2. Today’s comment from Aftenposten

The Progress Party pushed the boat out this weekend to celebrate its first 30 years as a political movement and party chairman Carl I. Hagen’s 25 years at the helm. It is a celebration that both the party and its chairman deserve. Carl I. Hagen has been through almost everything during his years as party leader. His sheer endurance is impressive, and he has already managed to write his way into our political history. It is no coincidence that Mr Hagen’s political opponents showed him considerable respect in their greetings, published in the book of homage which was the Progress Party’s anniversary gift to its own chairman. They also say something about our country’s political landscape. In many ways the Progress Party is a party at peace with itself. There is no real discussion about who Carl I. Hagen’s successor might be, there is less internal hullabaloo than there has often been.

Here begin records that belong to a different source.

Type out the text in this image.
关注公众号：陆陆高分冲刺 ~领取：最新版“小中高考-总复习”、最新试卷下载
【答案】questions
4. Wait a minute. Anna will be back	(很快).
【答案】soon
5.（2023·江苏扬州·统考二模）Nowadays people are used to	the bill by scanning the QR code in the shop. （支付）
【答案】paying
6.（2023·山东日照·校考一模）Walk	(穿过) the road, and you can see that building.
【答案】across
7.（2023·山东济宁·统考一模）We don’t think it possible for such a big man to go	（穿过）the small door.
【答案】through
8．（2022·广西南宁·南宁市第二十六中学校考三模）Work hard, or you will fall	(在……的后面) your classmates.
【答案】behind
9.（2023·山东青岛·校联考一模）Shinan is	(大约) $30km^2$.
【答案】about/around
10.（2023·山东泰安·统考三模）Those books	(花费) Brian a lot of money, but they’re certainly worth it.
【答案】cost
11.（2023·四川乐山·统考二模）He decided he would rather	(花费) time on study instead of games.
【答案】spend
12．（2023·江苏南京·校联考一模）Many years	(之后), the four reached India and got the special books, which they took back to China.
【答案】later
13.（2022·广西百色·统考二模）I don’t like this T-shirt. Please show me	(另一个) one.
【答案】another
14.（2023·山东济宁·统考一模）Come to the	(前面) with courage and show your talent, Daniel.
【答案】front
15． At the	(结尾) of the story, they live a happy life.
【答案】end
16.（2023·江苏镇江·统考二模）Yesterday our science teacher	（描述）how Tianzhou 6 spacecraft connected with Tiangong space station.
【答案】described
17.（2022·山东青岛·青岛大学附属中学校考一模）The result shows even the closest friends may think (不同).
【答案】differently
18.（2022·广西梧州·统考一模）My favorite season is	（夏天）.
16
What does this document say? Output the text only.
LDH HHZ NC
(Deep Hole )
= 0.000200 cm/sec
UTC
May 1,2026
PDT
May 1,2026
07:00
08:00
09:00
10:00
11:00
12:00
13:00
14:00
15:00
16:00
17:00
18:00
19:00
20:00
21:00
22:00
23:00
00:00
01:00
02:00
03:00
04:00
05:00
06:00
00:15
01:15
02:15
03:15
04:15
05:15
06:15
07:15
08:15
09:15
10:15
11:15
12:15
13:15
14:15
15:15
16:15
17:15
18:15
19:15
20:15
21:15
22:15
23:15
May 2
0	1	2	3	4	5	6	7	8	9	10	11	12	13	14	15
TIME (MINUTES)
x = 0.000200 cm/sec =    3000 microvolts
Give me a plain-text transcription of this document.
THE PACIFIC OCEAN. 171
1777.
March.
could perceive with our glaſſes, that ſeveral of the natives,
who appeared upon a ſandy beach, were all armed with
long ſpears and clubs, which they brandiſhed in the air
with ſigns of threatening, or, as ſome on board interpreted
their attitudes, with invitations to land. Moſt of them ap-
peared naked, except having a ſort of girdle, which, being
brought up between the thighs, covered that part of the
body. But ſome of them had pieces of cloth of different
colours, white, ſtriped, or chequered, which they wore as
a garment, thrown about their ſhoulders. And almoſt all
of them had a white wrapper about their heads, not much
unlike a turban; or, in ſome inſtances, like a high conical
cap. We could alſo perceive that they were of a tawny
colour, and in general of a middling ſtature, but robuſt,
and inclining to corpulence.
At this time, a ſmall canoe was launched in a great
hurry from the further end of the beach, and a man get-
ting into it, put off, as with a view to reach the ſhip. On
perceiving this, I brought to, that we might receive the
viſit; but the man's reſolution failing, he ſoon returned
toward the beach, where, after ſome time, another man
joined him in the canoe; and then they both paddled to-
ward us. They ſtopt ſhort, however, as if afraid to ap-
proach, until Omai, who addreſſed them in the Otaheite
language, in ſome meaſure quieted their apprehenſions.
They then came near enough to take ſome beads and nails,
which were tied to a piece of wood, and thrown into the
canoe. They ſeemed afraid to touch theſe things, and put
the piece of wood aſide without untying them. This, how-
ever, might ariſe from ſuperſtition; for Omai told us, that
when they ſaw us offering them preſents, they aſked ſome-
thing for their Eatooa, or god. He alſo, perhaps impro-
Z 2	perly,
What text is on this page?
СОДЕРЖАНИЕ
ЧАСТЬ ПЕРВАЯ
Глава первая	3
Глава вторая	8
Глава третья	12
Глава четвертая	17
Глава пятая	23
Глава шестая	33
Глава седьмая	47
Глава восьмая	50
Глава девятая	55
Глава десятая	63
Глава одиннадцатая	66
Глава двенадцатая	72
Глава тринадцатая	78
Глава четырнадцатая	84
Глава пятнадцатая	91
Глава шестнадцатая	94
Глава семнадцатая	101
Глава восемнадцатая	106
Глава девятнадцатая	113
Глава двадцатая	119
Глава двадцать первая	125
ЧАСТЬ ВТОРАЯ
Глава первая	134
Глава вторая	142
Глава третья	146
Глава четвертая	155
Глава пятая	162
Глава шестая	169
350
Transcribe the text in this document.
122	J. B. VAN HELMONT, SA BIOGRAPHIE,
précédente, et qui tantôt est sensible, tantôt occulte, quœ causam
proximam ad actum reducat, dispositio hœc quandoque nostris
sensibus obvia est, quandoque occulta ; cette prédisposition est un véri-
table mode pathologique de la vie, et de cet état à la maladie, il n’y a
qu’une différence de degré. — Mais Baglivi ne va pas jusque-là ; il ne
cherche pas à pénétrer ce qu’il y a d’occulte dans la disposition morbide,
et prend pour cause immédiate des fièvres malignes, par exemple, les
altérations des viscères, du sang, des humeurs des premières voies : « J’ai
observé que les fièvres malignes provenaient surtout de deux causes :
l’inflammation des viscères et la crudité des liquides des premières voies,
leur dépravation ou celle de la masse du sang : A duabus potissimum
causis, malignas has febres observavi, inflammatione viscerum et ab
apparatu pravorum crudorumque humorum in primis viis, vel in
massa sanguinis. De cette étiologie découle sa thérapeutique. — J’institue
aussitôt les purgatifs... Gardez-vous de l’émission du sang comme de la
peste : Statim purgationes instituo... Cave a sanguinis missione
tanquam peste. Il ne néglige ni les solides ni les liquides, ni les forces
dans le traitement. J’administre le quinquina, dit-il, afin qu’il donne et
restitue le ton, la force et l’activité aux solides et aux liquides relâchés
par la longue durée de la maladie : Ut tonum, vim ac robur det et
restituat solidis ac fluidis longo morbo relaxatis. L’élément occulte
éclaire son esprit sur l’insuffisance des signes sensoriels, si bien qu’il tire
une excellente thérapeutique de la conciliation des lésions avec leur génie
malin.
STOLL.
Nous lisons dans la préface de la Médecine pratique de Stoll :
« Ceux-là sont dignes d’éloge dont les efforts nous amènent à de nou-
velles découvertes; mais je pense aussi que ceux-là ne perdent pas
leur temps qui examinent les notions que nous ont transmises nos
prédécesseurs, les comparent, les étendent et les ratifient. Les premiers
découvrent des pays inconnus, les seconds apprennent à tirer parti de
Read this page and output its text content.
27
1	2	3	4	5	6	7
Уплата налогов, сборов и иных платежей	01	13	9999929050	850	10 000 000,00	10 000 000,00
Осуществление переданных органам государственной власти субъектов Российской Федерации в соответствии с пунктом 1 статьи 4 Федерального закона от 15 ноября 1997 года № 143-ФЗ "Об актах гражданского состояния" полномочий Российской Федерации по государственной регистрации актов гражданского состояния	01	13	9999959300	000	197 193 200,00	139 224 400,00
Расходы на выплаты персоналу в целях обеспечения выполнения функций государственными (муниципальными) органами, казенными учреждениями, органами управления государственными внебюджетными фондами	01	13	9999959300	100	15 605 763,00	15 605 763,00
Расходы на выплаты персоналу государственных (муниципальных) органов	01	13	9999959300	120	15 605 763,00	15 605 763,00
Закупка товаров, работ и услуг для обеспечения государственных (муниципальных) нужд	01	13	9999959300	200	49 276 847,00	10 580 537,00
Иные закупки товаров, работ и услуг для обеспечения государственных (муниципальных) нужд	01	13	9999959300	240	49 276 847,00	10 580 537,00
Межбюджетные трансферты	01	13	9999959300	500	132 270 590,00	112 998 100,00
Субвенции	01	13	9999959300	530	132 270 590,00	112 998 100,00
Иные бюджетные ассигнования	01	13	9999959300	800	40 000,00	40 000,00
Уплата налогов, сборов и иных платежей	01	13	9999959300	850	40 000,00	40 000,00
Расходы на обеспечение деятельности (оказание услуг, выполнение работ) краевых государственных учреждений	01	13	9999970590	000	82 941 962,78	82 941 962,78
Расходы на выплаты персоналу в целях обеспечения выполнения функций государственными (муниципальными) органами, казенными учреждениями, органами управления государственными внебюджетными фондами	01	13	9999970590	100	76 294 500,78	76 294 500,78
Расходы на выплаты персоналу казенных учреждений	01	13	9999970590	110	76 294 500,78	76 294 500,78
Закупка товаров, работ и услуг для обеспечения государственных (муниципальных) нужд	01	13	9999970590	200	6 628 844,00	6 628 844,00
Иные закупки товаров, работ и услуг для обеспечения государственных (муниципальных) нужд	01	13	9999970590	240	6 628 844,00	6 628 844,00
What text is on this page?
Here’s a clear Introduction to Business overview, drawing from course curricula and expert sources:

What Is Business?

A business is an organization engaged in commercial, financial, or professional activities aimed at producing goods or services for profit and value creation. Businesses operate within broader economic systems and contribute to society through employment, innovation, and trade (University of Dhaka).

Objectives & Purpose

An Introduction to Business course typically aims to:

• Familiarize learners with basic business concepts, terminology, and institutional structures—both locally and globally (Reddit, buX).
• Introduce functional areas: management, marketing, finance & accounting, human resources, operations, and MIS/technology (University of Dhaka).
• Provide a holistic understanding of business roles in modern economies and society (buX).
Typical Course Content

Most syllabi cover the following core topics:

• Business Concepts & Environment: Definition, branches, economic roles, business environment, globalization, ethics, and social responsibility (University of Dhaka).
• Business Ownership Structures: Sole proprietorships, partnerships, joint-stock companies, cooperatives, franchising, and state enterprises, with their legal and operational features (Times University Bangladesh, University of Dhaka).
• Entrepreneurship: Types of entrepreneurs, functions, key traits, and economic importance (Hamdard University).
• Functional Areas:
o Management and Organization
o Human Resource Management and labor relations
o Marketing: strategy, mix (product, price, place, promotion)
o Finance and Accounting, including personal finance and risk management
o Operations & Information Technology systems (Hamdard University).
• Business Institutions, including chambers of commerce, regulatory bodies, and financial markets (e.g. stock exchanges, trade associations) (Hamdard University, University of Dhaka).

Nevertheless, this weekend’s annual conference revealed that, in important areas, there are fundamental disagreements within the party. The party leadership suffered a defeat on the issue of state funding for after-school child care, and there was disagreement in the debate on state capitalism, which is an extremely important policy area for the Progress Party. Carl I. Hagen’s dream of government office is barely a secret. Normally, an uncontroversial annual conference would have made an effective contribution to the Progress Party’s efforts to cultivate its image as an attractive coalition partner. But we do not think it will happen. Mr Hagen’s political volte-face on the issue of a dramatically more active role for the state in Norwegian business life will probably have the opposite effect. Once again he has demonstrated an unpredictability that gives potential allies the chills.